IDENTIFICATION METHODS
In this previous weeks, I was looking at the different ways unconventional ways to identify AI-generated content which differs from the current identified methods. Therefore with the "difference" blending effect from Photoshop. I tried to translate it into a web-based scanner using the capabilities of ComputerVision. However, I was met with a couple of issues in getting the effect. The purpose of it being a web-based application was so that I could include the link/QR code in the "AIdentify Toolkit".
The issue lies with how the "difference" blending effect is not working on the web-based, but it works on the Python code. Therefore, I will be working on it again and try looking into alternatives.

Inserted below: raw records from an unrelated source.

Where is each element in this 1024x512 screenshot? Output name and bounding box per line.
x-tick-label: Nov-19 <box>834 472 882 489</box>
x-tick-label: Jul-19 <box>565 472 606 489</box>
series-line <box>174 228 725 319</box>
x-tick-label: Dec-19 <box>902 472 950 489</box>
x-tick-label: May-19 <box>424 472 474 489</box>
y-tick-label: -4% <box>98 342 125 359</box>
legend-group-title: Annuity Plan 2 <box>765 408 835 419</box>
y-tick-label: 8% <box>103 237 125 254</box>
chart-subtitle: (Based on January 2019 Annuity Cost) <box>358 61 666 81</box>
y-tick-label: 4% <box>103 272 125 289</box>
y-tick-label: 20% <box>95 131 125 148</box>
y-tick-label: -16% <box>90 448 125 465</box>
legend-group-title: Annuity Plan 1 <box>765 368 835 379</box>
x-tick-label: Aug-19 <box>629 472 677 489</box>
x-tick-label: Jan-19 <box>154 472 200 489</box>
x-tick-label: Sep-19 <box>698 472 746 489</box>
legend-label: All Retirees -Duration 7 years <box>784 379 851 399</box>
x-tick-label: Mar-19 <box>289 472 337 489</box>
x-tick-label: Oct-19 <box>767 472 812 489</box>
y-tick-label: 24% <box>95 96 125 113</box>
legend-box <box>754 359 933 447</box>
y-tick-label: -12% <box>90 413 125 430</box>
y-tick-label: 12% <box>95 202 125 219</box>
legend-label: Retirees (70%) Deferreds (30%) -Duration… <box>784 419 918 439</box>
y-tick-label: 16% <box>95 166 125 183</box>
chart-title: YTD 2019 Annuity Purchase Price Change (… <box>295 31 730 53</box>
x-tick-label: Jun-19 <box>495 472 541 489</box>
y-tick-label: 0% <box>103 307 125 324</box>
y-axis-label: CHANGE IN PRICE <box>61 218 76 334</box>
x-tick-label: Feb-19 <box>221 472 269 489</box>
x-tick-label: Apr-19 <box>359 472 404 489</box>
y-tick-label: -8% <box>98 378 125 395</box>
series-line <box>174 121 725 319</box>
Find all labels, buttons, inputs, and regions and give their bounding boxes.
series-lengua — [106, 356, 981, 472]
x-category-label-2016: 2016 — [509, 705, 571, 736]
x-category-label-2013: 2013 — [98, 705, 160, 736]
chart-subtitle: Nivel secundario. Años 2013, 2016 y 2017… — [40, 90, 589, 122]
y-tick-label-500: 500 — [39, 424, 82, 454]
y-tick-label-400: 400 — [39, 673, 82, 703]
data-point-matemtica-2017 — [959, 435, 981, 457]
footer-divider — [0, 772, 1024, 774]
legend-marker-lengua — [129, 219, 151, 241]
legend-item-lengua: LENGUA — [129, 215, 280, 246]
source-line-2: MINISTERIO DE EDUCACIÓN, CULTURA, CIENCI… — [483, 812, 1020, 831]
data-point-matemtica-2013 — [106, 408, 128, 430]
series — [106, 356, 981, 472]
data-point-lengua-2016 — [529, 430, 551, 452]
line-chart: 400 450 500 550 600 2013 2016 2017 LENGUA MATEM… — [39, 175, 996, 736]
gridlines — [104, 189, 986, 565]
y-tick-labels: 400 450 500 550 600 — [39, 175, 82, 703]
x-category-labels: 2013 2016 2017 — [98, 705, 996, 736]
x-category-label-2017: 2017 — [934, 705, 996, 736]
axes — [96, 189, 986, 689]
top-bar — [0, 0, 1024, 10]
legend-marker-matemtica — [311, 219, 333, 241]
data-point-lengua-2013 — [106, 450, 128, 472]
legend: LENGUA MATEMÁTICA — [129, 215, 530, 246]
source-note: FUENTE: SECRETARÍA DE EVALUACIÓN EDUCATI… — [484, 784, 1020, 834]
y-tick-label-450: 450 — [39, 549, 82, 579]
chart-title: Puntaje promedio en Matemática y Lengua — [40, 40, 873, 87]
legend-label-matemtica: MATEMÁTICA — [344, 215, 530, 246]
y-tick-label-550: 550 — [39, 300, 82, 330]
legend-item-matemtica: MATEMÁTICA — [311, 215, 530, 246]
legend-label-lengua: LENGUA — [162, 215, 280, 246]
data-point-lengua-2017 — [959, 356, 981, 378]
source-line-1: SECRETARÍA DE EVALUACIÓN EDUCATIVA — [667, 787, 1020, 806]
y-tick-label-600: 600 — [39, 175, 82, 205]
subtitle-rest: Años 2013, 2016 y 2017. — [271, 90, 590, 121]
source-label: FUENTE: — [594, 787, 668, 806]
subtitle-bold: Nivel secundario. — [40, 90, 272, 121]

As I put a pause on the experiment, I tried searching up on devices that I could I integrate the "Difference-filter", where I stumbled upon the use of ESP32 Cam that works well with objection detection. Subsequently for the display output, I came across the TFT display panel which could be connected to the ESP32 Cam.
AT THE MOMENT
At this point of time, I was struggling in identifying the other ways that could help identify AI-generated content. Therefore I tried structuring what I've done up so far in the prototypes and the ways that I found to identify the AI-generated content aside from Video and Images. I did find existing methods that could help identify audio but the question remains unanswered with how I could do it differently/ unconventionally that normal people can access or use.
DISCUSSION & FEEDBACK
Due to time span left for the dissertation, I ought to choose if I want to include the "Difference-Effect Filter" scanner prototype to be included. I was then advised to do accordingly based on what I can achieve by the end of the following week.